No, it is the opposite. The ANFA sets a ceiling for the maximum amount of net financial assets that an NCB can have to ensure that changes in its financial assets and non-monetary policy liabilities do not affect the Eurosystem`s monetary policy. The ECB is responsible for ensuring that SEBC`s central banks comply with the ban on monetary financing, as defined in the statutes of the European Central Bank System and the ECB. The ANFA, which concerns only the desired structural liquidity position for the implementation of monetary policy and defines as such the size of the NFA, is not addressed. ANFA does not discuss the composition of non-monetary political assets and liabilities or how they are acquired. Details of the contract had not been originally published. Critics have called for the agreement to be disclosed.  However, according to the ECB, this was not necessary, as the ANFA is “an internal technical document”.  It was not until 5 February 2016 that the agreement was published by the ECB, accompanied by an updated version of the question and answer document, i.e.
national central banks are financially independent institutions that also fulfil national missions, as well as the crucial role of the Eurosystem in maintaining price stability. The AnFA was signed with precision to limit the amounts that NCBs could use each year to fulfill their missions, including their asset portfolios, without undermining monetary policy. Every central bank has assets that have nothing to do with monetary policy. In the euro area, monetary policy is centrally defined by the Governing Council for all 19 Member States. When economic and monetary union was created, governments decided in the European Treaty that monetary policy tasks would be delegated at European level. Beyond monetary policy, NCBs can and can carry out national missions. This principle is set out in Article 14.4 of the STATUTEs of the SEBC and the ECB. In practice, NCBs currently hold assets that are not related to monetary policy or the conduct of Eurosystem foreign exchange transactions, such as. B gold or foreign exchange reserves; asset portfolios, z.B. for employee pension funds; and assets held in exchange for client deposits, for example. B foreign central banks or governments.
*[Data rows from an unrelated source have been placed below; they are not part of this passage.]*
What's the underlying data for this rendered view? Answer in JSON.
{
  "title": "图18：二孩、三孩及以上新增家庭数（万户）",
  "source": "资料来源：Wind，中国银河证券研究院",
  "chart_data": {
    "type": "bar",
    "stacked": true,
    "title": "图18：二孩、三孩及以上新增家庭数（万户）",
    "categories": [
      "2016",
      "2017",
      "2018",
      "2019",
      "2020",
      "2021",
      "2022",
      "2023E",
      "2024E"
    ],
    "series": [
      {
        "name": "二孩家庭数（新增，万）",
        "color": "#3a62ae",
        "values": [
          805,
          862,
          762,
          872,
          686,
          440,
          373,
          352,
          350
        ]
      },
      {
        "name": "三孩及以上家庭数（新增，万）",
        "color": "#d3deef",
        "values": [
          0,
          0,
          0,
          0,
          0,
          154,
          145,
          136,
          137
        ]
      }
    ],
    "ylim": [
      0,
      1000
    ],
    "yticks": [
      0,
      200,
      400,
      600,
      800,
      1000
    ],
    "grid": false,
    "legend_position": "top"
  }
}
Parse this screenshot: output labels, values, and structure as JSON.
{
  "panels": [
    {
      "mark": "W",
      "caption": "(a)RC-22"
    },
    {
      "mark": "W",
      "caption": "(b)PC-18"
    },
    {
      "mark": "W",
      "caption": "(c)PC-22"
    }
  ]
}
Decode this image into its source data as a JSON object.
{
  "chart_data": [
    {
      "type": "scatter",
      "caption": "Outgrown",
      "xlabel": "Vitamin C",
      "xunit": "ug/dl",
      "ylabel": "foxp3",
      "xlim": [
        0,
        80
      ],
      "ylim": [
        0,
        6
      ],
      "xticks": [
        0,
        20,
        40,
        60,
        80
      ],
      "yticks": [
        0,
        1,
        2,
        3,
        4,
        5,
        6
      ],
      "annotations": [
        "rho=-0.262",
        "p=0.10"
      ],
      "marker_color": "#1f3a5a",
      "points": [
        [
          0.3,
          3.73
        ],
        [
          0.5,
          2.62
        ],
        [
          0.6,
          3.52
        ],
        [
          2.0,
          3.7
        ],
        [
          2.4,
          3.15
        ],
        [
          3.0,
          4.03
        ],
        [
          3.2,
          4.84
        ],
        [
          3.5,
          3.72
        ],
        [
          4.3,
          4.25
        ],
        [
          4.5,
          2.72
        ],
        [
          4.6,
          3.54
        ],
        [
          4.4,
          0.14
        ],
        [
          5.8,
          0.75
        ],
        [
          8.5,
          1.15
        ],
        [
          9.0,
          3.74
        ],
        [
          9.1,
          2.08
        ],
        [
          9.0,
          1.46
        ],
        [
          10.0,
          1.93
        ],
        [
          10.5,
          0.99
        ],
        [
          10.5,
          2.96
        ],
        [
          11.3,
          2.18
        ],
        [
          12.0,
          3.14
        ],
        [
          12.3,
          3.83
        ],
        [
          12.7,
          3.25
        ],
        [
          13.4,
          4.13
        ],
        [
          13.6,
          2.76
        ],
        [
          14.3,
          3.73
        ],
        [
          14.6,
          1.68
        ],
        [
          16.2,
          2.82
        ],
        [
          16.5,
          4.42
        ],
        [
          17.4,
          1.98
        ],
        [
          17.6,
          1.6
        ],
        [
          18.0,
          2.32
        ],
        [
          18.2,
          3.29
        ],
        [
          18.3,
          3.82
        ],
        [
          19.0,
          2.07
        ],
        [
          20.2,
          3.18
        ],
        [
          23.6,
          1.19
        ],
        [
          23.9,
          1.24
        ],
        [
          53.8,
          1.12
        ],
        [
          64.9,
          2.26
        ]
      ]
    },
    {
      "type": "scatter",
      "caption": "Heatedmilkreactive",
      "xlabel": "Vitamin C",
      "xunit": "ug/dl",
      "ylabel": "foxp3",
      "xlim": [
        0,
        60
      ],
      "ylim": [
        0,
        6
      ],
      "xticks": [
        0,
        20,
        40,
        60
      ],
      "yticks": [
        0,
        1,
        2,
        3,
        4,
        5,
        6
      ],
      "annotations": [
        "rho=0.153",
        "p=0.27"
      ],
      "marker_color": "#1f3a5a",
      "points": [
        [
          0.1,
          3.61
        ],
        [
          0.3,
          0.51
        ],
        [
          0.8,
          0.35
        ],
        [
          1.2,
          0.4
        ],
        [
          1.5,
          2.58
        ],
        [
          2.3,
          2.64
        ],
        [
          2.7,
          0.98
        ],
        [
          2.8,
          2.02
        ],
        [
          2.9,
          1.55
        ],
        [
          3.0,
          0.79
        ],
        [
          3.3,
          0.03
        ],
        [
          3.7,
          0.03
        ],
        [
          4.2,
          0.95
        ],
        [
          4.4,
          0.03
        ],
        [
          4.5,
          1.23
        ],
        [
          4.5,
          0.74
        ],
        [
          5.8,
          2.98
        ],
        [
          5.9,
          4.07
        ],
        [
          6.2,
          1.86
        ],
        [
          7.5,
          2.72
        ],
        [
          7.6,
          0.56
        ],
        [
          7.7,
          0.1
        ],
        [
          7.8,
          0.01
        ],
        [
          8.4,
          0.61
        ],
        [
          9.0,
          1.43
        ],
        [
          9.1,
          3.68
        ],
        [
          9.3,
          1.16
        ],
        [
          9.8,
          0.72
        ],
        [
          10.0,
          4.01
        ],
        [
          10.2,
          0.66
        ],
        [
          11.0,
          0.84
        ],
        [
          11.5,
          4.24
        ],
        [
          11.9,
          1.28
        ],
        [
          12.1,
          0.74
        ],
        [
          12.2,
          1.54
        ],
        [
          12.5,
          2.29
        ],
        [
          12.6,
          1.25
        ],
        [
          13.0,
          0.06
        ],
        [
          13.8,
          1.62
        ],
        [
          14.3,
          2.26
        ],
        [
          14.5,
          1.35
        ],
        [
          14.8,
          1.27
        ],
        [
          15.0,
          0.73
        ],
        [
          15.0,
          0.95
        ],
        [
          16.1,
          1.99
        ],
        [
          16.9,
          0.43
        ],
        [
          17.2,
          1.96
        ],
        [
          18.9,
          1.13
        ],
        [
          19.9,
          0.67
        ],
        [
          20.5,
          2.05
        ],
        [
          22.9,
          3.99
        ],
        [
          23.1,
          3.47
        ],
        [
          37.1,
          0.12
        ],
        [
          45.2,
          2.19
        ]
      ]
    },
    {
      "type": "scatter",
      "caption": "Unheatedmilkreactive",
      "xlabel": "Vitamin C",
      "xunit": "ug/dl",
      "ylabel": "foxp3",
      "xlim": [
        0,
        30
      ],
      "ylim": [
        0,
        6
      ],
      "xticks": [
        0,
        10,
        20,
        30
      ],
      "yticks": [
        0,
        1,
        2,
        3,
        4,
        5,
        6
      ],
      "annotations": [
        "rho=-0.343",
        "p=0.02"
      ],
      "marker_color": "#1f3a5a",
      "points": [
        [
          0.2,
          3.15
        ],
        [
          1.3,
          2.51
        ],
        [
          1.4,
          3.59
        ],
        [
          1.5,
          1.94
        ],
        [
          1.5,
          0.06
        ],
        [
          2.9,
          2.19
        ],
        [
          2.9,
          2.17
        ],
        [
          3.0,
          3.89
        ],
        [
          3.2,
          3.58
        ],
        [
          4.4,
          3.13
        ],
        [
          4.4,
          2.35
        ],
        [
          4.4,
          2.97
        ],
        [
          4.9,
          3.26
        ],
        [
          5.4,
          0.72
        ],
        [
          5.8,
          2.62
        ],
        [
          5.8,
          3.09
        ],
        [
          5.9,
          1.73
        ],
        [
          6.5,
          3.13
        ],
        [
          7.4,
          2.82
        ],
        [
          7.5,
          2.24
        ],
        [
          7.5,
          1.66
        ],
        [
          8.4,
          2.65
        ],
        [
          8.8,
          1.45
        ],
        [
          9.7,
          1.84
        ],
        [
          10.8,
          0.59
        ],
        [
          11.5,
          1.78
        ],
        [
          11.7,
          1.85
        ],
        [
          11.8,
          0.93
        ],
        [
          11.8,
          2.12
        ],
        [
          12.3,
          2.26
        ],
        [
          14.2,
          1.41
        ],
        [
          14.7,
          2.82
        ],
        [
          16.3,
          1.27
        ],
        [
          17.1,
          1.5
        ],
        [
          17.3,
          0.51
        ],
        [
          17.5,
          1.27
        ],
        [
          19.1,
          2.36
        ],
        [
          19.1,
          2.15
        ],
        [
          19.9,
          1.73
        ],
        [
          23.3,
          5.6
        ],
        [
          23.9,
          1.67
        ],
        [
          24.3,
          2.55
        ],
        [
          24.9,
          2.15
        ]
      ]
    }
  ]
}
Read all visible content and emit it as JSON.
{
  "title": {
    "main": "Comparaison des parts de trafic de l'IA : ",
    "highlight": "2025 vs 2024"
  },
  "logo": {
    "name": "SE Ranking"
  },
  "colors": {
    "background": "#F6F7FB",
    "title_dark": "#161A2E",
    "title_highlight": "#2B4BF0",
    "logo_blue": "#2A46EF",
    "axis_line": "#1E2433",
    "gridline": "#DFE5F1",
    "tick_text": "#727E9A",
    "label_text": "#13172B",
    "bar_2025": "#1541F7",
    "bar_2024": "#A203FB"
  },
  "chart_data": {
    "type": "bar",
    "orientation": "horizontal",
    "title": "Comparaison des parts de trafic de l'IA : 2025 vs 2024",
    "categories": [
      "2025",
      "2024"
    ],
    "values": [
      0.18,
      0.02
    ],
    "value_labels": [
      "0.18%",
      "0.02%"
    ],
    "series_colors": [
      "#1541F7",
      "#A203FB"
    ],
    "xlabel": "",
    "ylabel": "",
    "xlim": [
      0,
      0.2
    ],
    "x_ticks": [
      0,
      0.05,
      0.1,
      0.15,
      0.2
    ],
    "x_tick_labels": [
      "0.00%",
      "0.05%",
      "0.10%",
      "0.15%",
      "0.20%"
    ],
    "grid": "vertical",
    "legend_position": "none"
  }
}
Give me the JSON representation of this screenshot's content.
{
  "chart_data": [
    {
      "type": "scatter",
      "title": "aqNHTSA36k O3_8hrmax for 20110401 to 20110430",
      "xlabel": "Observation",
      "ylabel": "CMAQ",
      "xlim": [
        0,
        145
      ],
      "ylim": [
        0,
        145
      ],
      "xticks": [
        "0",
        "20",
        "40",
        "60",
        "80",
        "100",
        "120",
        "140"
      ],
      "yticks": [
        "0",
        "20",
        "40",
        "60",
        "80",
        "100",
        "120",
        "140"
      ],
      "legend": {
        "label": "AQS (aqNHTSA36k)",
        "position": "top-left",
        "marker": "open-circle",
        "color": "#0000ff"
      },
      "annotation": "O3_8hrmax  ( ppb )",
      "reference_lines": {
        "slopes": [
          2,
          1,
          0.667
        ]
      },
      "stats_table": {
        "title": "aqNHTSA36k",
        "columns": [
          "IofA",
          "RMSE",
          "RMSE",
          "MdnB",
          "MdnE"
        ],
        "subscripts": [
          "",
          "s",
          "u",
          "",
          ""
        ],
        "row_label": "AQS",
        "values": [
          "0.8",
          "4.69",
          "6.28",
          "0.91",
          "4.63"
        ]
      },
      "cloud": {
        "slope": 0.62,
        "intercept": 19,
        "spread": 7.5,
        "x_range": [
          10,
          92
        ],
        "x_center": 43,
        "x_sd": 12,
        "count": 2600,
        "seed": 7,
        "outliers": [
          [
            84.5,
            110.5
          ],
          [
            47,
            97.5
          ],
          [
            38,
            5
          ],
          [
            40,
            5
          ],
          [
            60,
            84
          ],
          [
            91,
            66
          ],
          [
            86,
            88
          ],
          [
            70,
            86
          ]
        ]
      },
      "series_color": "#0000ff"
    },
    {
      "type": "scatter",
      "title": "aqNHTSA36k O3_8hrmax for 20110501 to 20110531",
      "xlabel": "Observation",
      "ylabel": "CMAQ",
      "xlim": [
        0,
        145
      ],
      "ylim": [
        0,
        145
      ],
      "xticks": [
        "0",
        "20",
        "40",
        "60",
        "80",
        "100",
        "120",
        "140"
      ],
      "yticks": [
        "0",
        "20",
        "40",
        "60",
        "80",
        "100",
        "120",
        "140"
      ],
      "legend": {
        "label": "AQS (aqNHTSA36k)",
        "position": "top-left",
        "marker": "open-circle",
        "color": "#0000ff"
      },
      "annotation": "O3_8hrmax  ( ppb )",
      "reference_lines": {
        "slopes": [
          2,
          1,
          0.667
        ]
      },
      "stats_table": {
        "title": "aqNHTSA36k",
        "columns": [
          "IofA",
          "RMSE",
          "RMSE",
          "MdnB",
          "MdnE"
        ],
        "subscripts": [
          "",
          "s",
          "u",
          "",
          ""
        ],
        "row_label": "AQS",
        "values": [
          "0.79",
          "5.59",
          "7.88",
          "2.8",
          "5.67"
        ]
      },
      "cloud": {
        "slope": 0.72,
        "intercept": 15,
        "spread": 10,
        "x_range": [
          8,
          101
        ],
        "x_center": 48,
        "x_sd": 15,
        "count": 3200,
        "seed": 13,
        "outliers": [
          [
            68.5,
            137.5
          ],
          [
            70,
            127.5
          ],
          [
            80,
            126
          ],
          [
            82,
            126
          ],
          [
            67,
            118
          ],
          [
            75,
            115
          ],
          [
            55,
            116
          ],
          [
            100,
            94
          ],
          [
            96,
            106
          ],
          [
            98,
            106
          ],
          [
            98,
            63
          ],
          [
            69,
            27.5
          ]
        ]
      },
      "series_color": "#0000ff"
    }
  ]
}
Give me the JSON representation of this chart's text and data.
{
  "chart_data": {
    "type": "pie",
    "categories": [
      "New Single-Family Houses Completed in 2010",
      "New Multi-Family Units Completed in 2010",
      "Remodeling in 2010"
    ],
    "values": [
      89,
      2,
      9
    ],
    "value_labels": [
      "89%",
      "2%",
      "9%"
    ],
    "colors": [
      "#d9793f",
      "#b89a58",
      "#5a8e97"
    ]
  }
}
At the same time, NCB also holds non-monetary policy commitments, including the aforementioned deposits of central banks or foreign governments. NCBs can carry out these national missions as long as their actions do not interfere with the objectives and missions of the European Central Bank System (SEBC), in particular monetary policy. Similarly, the ECB has a capital portfolio linked to its capital and balance sheet reserve, as well as a portfolio of pension funds for staff. Some NCB publish more detailed information on their non-monetary political portfolios, such as the NCB of Belgium and Finland, and publish all balance sheet information on their websites, on which you can track the overall size of non-monetary policy portfolios. In addition, the Eurosystem has published a guideline on how NCBs should manage national asset and liability operations in line with the objectives set by national and European law. ANFA itself is an internal technical document that does not contain portfolio data. The agreement outlines the mechanism that ensures that all net financial assets do not exceed a level at which they would affect monetary policy. ANFA is an agreement between the national central banks (NCBs) of the euro area and the ECB. It sets rules and limits for non-monetary political participation related to national NCB missions.
The ECB publishes the Eurosystem`s aggregate net financial assets and the NCB will publish their respective net financial assets annually (at the time of the accounts` publication).